Rothbart, sviluppando sempre più la relazionabilità fra le cose e gli individui come fondamento dell’esperienza umana, lavora successivamente su altri miti laici che fanno parte attiva della vita culturale, quali il Cinema e l’Arte e attualmente il Gioco d’Azzardo, in quanto componenti allegoriche che animano lo spettacolo della vita. Essi diventano, nell’immaginario sociale, elementi operativi ed emblematici in grado di creare un ambito semeiotico articolato di identità culturali e comportamenti. Da anni, questo artista americano porta con sè, nel corso di viaggi in vari paesi del mondo, una serie di 20 ciotole metalliche di diverse dimensioni. Quando egli individua un luogo che attira la sua attenzione, Daniel dispone in esso le ciotole e documenta l’azione attraverso fotografie. Gli oggetti, grazie all’intervento di fattori esterni e non previsti, vengono riempiti di significati transitori e aprono a differenti significazioni e spostamenti inattesi di senso.
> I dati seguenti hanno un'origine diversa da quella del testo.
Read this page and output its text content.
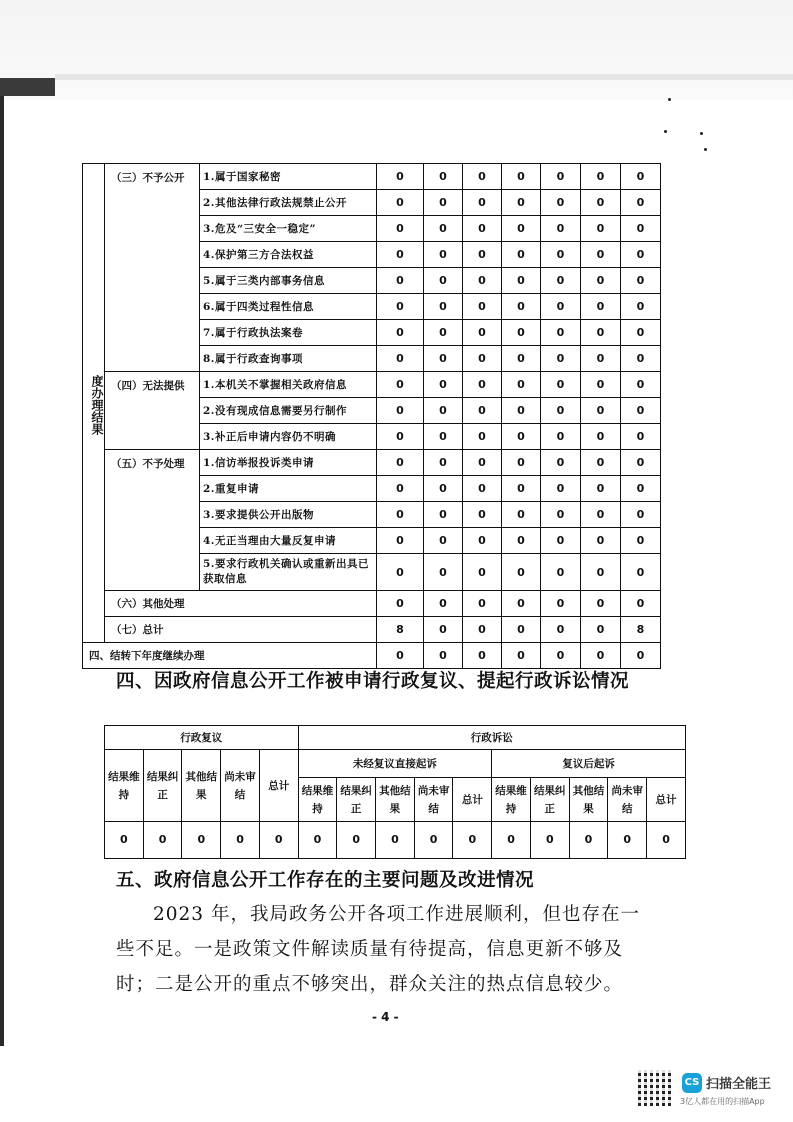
度办理结果	（三）不予公开	1.属于国家秘密	0	0	0	0	0	0	0
		2.其他法律行政法规禁止公开	0	0	0	0	0	0	0
		3.危及“三安全一稳定”	0	0	0	0	0	0	0
		4.保护第三方合法权益	0	0	0	0	0	0	0
		5.属于三类内部事务信息	0	0	0	0	0	0	0
		6.属于四类过程性信息	0	0	0	0	0	0	0
		7.属于行政执法案卷	0	0	0	0	0	0	0
		8.属于行政查询事项	0	0	0	0	0	0	0
	（四）无法提供	1.本机关不掌握相关政府信息	0	0	0	0	0	0	0
		2.没有现成信息需要另行制作	0	0	0	0	0	0	0
		3.补正后申请内容仍不明确	0	0	0	0	0	0	0
	（五）不予处理	1.信访举报投诉类申请	0	0	0	0	0	0	0
		2.重复申请	0	0	0	0	0	0	0
		3.要求提供公开出版物	0	0	0	0	0	0	0
		4.无正当理由大量反复申请	0	0	0	0	0	0	0
		5.要求行政机关确认或重新出具已获取信息	0	0	0	0	0	0	0
	（六）其他处理		0	0	0	0	0	0	0
	（七）总计		8	0	0	0	0	0	8
四、结转下年度继续办理			0	0	0	0	0	0	0
四、因政府信息公开工作被申请行政复议、提起行政诉讼情况
行政复议					行政诉讼									
结果维持	结果纠正	其他结果	尚未审结	总计	未经复议直接起诉					复议后起诉				
					结果维持	结果纠正	其他结果	尚未审结	总计	结果维持	结果纠正	其他结果	尚未审结	总计
0	0	0	0	0	0	0	0	0	0	0	0	0	0	0
五、政府信息公开工作存在的主要问题及改进情况
2023 年，我局政务公开各项工作进展顺利，但也存在一
些不足。一是政策文件解读质量有待提高，信息更新不够及
时；二是公开的重点不够突出，群众关注的热点信息较少。
- 4 -
CS 扫描全能王
3亿人都在用的扫描App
Questo carattere di transitorietà e incertezza, di nomadismo e sradicamento geografici e semantici, costituisce l’elemento centrale del progetto di Daniel Rothbart.
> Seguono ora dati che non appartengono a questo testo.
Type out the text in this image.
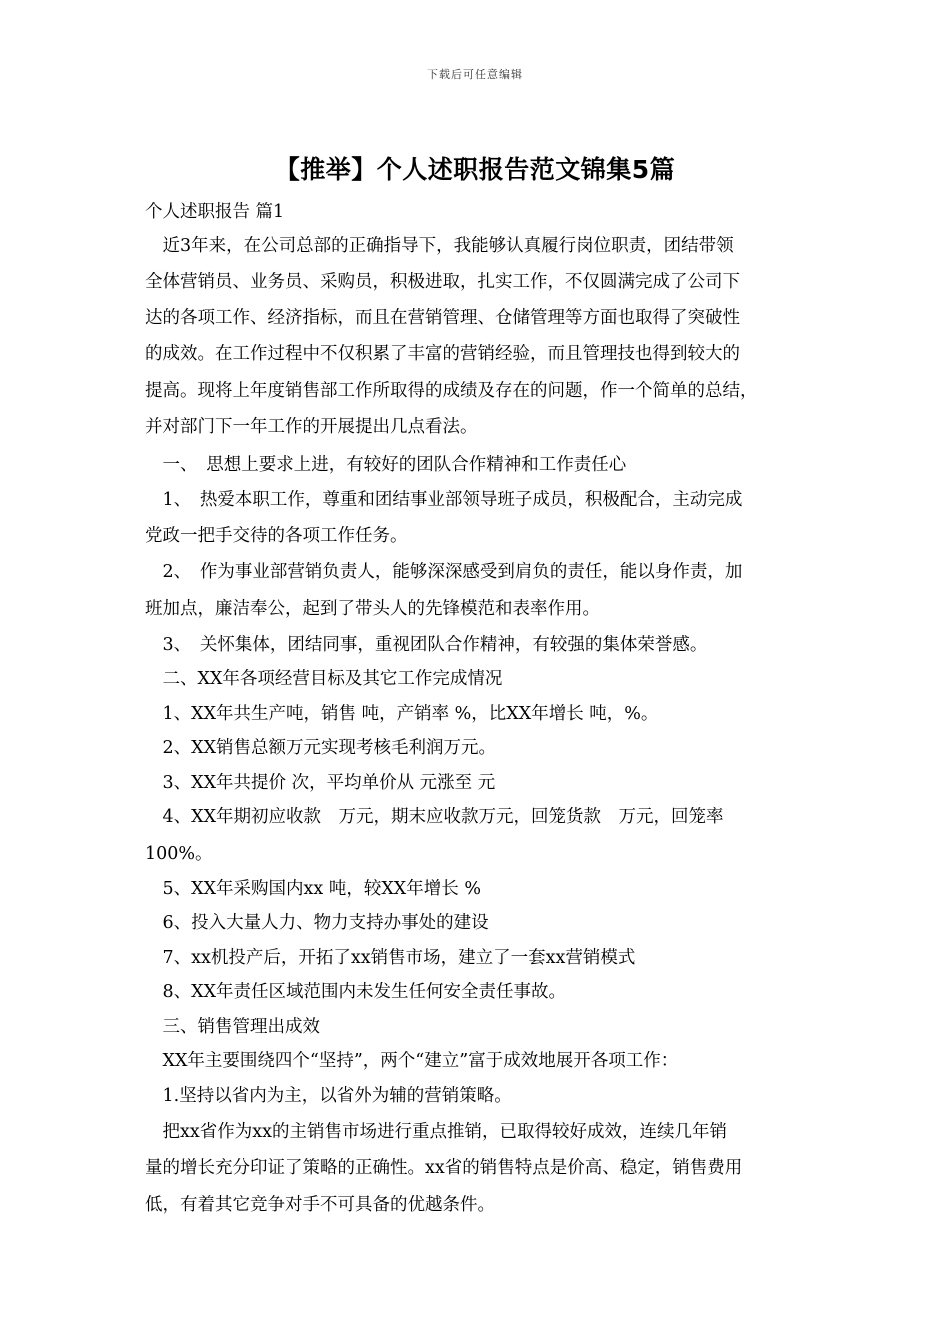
下载后可任意编辑
【推举】个人述职报告范文锦集5篇
个人述职报告 篇1
　近3年来，在公司总部的正确指导下，我能够认真履行岗位职责，团结带领
全体营销员、业务员、采购员，积极进取，扎实工作，不仅圆满完成了公司下
达的各项工作、经济指标，而且在营销管理、仓储管理等方面也取得了突破性
的成效。在工作过程中不仅积累了丰富的营销经验，而且管理技也得到较大的
提高。现将上年度销售部工作所取得的成绩及存在的问题，作一个简单的总结，
并对部门下一年工作的开展提出几点看法。
　一、　思想上要求上进，有较好的团队合作精神和工作责任心
　1、　热爱本职工作，尊重和团结事业部领导班子成员，积极配合，主动完成
党政一把手交待的各项工作任务。
　2、　作为事业部营销负责人，能够深深感受到肩负的责任，能以身作责，加
班加点，廉洁奉公，起到了带头人的先锋模范和表率作用。
　3、　关怀集体，团结同事，重视团队合作精神，有较强的集体荣誉感。
　二、XX年各项经营目标及其它工作完成情况
　1、XX年共生产吨，销售 吨，产销率 %，比XX年增长 吨，%。
　2、XX销售总额万元实现考核毛利润万元。
　3、XX年共提价 次，平均单价从 元涨至 元
　4、XX年期初应收款　万元，期末应收款万元，回笼货款　万元，回笼率
100%。
　5、XX年采购国内xx 吨，较XX年增长 %
　6、投入大量人力、物力支持办事处的建设
　7、xx机投产后，开拓了xx销售市场，建立了一套xx营销模式
　8、XX年责任区域范围内未发生任何安全责任事故。
　三、销售管理出成效
　XX年主要围绕四个“坚持”，两个“建立”富于成效地展开各项工作：
　1.坚持以省内为主，以省外为辅的营销策略。
　把xx省作为xx的主销售市场进行重点推销，已取得较好成效，连续几年销
量的增长充分印证了策略的正确性。xx省的销售特点是价高、稳定，销售费用
低，有着其它竞争对手不可具备的优越条件。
La sua arte diventa sopratutto “operatività di una pratica artistica” che si sostituisce alla rappresentazione e alla semplice appropriazione delle realtà e della natura. Infatti in molte occasioni egli ama provocare una vera performance, sia con le persone che egli invita, che col pubblico che spontaneamente vi partecipa. Egli intitola questa performance “Meditazione/Mediazione”. Questa azione viene guidata dall’artista stesso, il quale filma con una videocamera i vari interventi, sia delle persone da lui precedentemente invitate, che del pubblico che ama partecipare. Il dispositivo che genera l’azione è una grande ciotola di alluminio con all’interno un grande battacchio : elementi costanti presenti nella scena delle sue perfomance. I due oggetti forniti dall’artista e la presenza della videocamera diventano quindi la componente obbligatoria di ogni prestazione, ma forniscono al tempo stesso l’occasione di mettere in libertà ed in cortocircuito la creatività dei singoli partecipanti. In tale dispostivo i termini Meditazione/Mediazione entrano in dialettica tra loro in quanto i due termini sono messi a confronto e in evidenza reciproca. La “meditazione” è infatti l’opposto del concetto di “mediazione” o pacificazione e il significato di quest’ultima definizione caratterizza la precedente: la “meditazione” avviene per mezzo della pacificazione con sé stessi e con la “mediazione” fra corpo e anima.
“Meditation/Mediation” indaga i rapporti tra oggetto e contesto e tra identità differenti, cioé l’artista, l’opera, il pubblico, lasciando imprevista e ogni volta da ridefinire la fisionomia del progetto complessivo.